Prep time: 15 – 30 minutes

Bake time: 30 – 45 minutes


  • 9 inch pie crust (Pillsbury or other pre-made crust is ok)
  • 1/4lb. mushrooms, sliced (white or cremini work well)
  • minced onion (feel free to use as much or little as you’d like – I normally use ~1/4 cup of white onions or shallots)
  • 1 clove garlic
  • 3 tablespoons butter
  • 2 cans crabmeat, flaked
  • 1 teaspoon salt
  • 1 teaspoon pepper
  • 3 eggs, well beaten
  • 1 cup heavy cream
  • 1/2 cup Swiss cheese, shredded


  • Preheat oven to 350°F.
  • Press pie crust into round, 9 1/2 inch pie plate. I use this one.
  • Make sure to drain all of the water out of the cans of crab.
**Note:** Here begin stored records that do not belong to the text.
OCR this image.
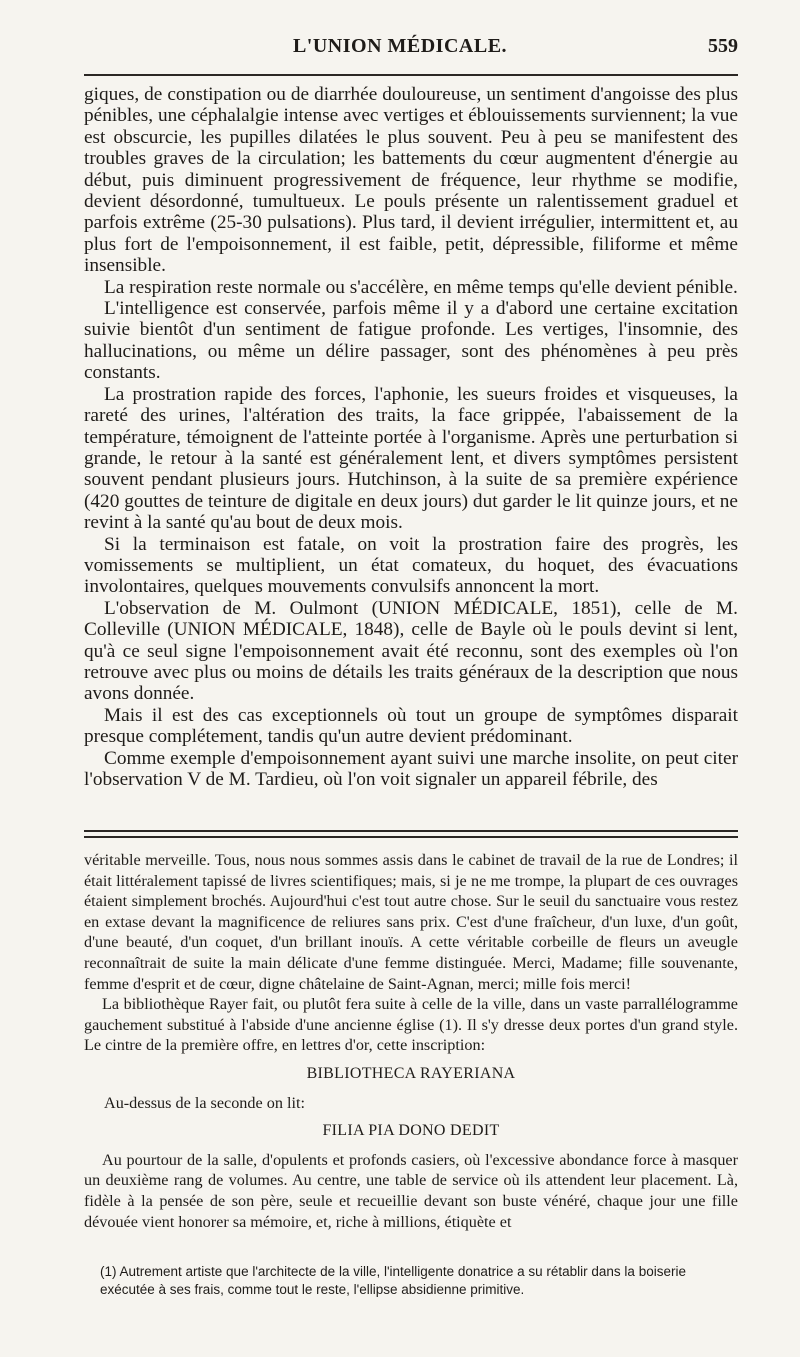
L'UNION MÉDICALE.	559

giques, de constipation ou de diarrhée douloureuse, un sentiment d'angoisse des plus pénibles, une céphalalgie intense avec vertiges et éblouissements surviennent; la vue est obscurcie, les pupilles dilatées le plus souvent. Peu à peu se manifestent des troubles graves de la circulation; les battements du cœur augmentent d'énergie au début, puis diminuent progressivement de fréquence, leur rhythme se modifie, devient désordonné, tumultueux. Le pouls présente un ralentissement graduel et parfois extrême (25-30 pulsations). Plus tard, il devient irrégulier, intermittent et, au plus fort de l'empoisonnement, il est faible, petit, dépressible, filiforme et même insensible.

La respiration reste normale ou s'accélère, en même temps qu'elle devient pénible.

L'intelligence est conservée, parfois même il y a d'abord une certaine excitation suivie bientôt d'un sentiment de fatigue profonde. Les vertiges, l'insomnie, des hallucinations, ou même un délire passager, sont des phénomènes à peu près constants.

La prostration rapide des forces, l'aphonie, les sueurs froides et visqueuses, la rareté des urines, l'altération des traits, la face grippée, l'abaissement de la température, témoignent de l'atteinte portée à l'organisme. Après une perturbation si grande, le retour à la santé est généralement lent, et divers symptômes persistent souvent pendant plusieurs jours. Hutchinson, à la suite de sa première expérience (420 gouttes de teinture de digitale en deux jours) dut garder le lit quinze jours, et ne revint à la santé qu'au bout de deux mois.

Si la terminaison est fatale, on voit la prostration faire des progrès, les vomissements se multiplient, un état comateux, du hoquet, des évacuations involontaires, quelques mouvements convulsifs annoncent la mort.

L'observation de M. Oulmont (UNION MÉDICALE, 1851), celle de M. Colleville (UNION MÉDICALE, 1848), celle de Bayle où le pouls devint si lent, qu'à ce seul signe l'empoisonnement avait été reconnu, sont des exemples où l'on retrouve avec plus ou moins de détails les traits généraux de la description que nous avons donnée.

Mais il est des cas exceptionnels où tout un groupe de symptômes disparait presque complétement, tandis qu'un autre devient prédominant.

Comme exemple d'empoisonnement ayant suivi une marche insolite, on peut citer l'observation V de M. Tardieu, où l'on voit signaler un appareil fébrile, des

véritable merveille. Tous, nous nous sommes assis dans le cabinet de travail de la rue de Londres; il était littéralement tapissé de livres scientifiques; mais, si je ne me trompe, la plupart de ces ouvrages étaient simplement brochés. Aujourd'hui c'est tout autre chose. Sur le seuil du sanctuaire vous restez en extase devant la magnificence de reliures sans prix. C'est d'une fraîcheur, d'un luxe, d'un goût, d'une beauté, d'un coquet, d'un brillant inouïs. A cette véritable corbeille de fleurs un aveugle reconnaîtrait de suite la main délicate d'une femme distinguée. Merci, Madame; fille souvenante, femme d'esprit et de cœur, digne châtelaine de Saint-Agnan, merci; mille fois merci!

La bibliothèque Rayer fait, ou plutôt fera suite à celle de la ville, dans un vaste parrallélogramme gauchement substitué à l'abside d'une ancienne église (1). Il s'y dresse deux portes d'un grand style. Le cintre de la première offre, en lettres d'or, cette inscription:

BIBLIOTHECA RAYERIANA

Au-dessus de la seconde on lit:

FILIA PIA DONO DEDIT

Au pourtour de la salle, d'opulents et profonds casiers, où l'excessive abondance force à masquer un deuxième rang de volumes. Au centre, une table de service où ils attendent leur placement. Là, fidèle à la pensée de son père, seule et recueillie devant son buste vénéré, chaque jour une fille dévouée vient honorer sa mémoire, et, riche à millions, étiquète et

(1) Autrement artiste que l'architecte de la ville, l'intelligente donatrice a su rétablir dans la boiserie

exécutée à ses frais, comme tout le reste, l'ellipse absidienne primitive.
Leaving it moist means your quiche will taste fishy (and not so tasty!).
  • In a sauce pan, sauté garlic and mushrooms in butter, then add onion, crabmeat, salt, and pepper. Set aside.
  • Mix well-beaten eggs and cream.
  • Add egg and cream mixture to the sautéed ingredients. Mix in half of the Swiss cheese.
  • Pour mixture into the pie plate and top with the remainder of the Swiss cheese.
  • Bake for 45 minutes or until set.
  • Let quiche cool for 5 minutes or so until you cut into it and serve.


  • If you’re worried about burning the crust, cover it with tinfoil before you put it in the oven. Remove the tinfoil about 5 – 10 minutes before the quiche is finished.
  • Don’t like Swiss cheese? Try something different like mozzarella or parmesan.